I’m talking about F for failure. Failure is a dirty word in some organizations. You’ve all heard some of those old canards at some point in your careers:

“Failure is not an option.”

“I don’t want to hear about any problems, only the solutions.”

“The success of this project is critical to our ________ (financial goals, department’s ability to get budget dollars next year, new product launch, long-term strategy, next bonus payout, continued employment, yadda, yadda, yadda.)

“I can’t go into that conference room and tell my _______ (team, boss, department head, rival department head whose project was deep-sixed for this one, Exec VP, C-Level, board, shareholders, blah, blah, blah) that _________ (it’s too buggy to go to market by the launch date, we worked feverishly on a flawed assumption, the strategy was sound but we fell down on execution, the consultants recommended scrapping the project and starting anew, yak, yak, yak.)

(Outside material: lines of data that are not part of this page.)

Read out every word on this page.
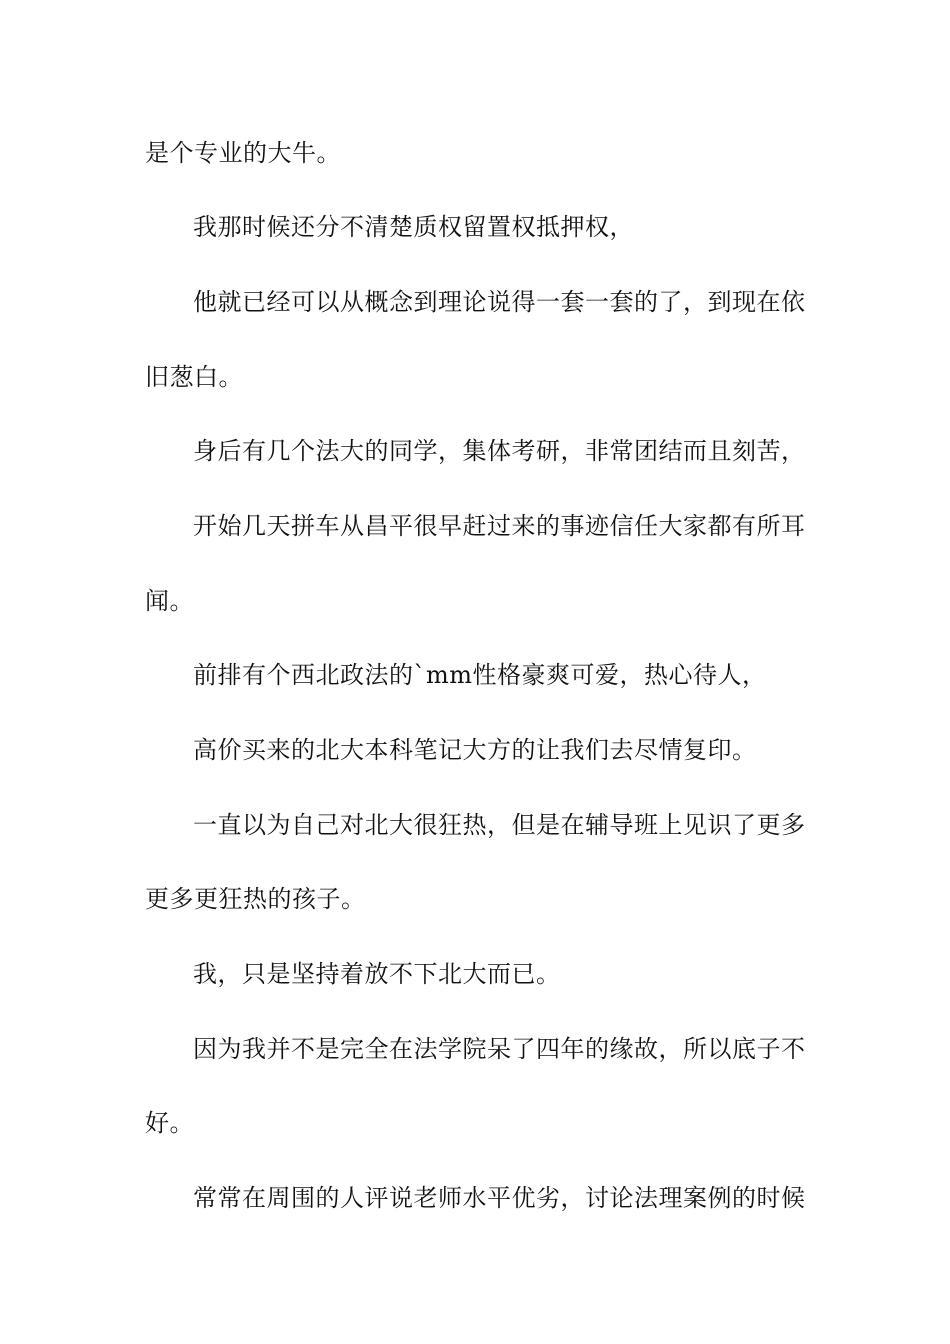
是个专业的大牛。
我那时候还分不清楚质权留置权抵押权，
他就已经可以从概念到理论说得一套一套的了，到现在依
旧葱白。
身后有几个法大的同学，集体考研，非常团结而且刻苦，
开始几天拼车从昌平很早赶过来的事迹信任大家都有所耳
闻。
前排有个西北政法的`mm性格豪爽可爱，热心待人，
高价买来的北大本科笔记大方的让我们去尽情复印。
一直以为自己对北大很狂热，但是在辅导班上见识了更多
更多更狂热的孩子。
我，只是坚持着放不下北大而已。
因为我并不是完全在法学院呆了四年的缘故，所以底子不
好。
常常在周围的人评说老师水平优劣，讨论法理案例的时候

“We’ve spent too much ___________ (money, time, resources, political capital, wah, wah, wah.) on this project to cut bait now.”

Failure is part of nature and part of life, but you’d never know it in some of these misguidedly rah-rah organizations that banish anything that doesn’t smell like success. People in these business environments learn quickly what’s required for self-preservation. They won’t say out loud that they tried something that didn’t work. Why is that?

Fear.  They’re afraid they’ll look stupid among their colleagues, and that will make them vulnerable. Ironically, they end up throwing stupid money at doomed efforts just to avoid looking stupid.

So they deliver an app that’s already obsolete by its release date instead of regrouping and redirecting the money and resources toward the app the company really needs.

Allowing people to admit failure is critical to success. It isn’t an excuse to be lazy, to embark on half-baked or vanity initiatives, to avoid accountability. The person in charge of a failed project is accountable to figure out what went wrong and how the business can use that learning to move on to better things. One never sets out to fail. In fact, if you have nothing but string after string of failures without a winner every so often, there’s a systemic problem. Maybe it’s a resource issue, maybe it’s politics, maybe overall company goals need some realignment. But if you’re never failing, you may be playing it too safe. There’s an old adage in auto racing “If you’re not crashing once in a while, you’re not racing hard enough.”

Some thoughts on avoiding this no-failure-allowed trap:

Be realistic about your odds of success – most businesses don’t have enough time or people to bring everything they want to do to fruition. Working smarter has its limits. When you can only push out a finite amount of product, every initiative becomes critically important – and it’s an easy mistake to mandate that each has to be a winner. That’s just not reality. Some will be black truffles, some will be turds. Making your people call the turds truffles… well, you don’t really want to go there, do you?

An Agile development environment will help you. Its iterative deliverables can help you discover that you laid an egg faster than other development methods – allowing you to rethink, retool, or move on.

Test. Test. Test. You engaged in initiatives on the hypothesis that completing them would improve some business results. Robust and disciplined A/B or multivariate testing will show quickly if your hypothesis is true or false. User testing (real users – not your lunch buddies) will tell you if you got the architecture and design right. Of course, you determined what the success metrics would be before the initiative began, right? Right? (tap, tap – hello, is this thing on?). And you would never be that guy who agrees on the success metrics, and when the test doesn’t support his hypothesis, attempts to discredit the test, right? (tap, tap, tap…)

If the testing shows that the initiative makes things worse and not better, then yes, you may have to throw out some completed work. Yes, it means your idea wasn’t a clear winner. Yes, it means that your development team may not get the validation of seeing their code come to life in production. We’re all grown-ups. If we didn’t have to make tough choices, it wouldn’t be called work and they wouldn’t have to pay us. Okay then. Let’s learn from this and try another idea.

So you didn’t find the black truffle this time. The truffles are out there. And you won’t find them until you pick another tree.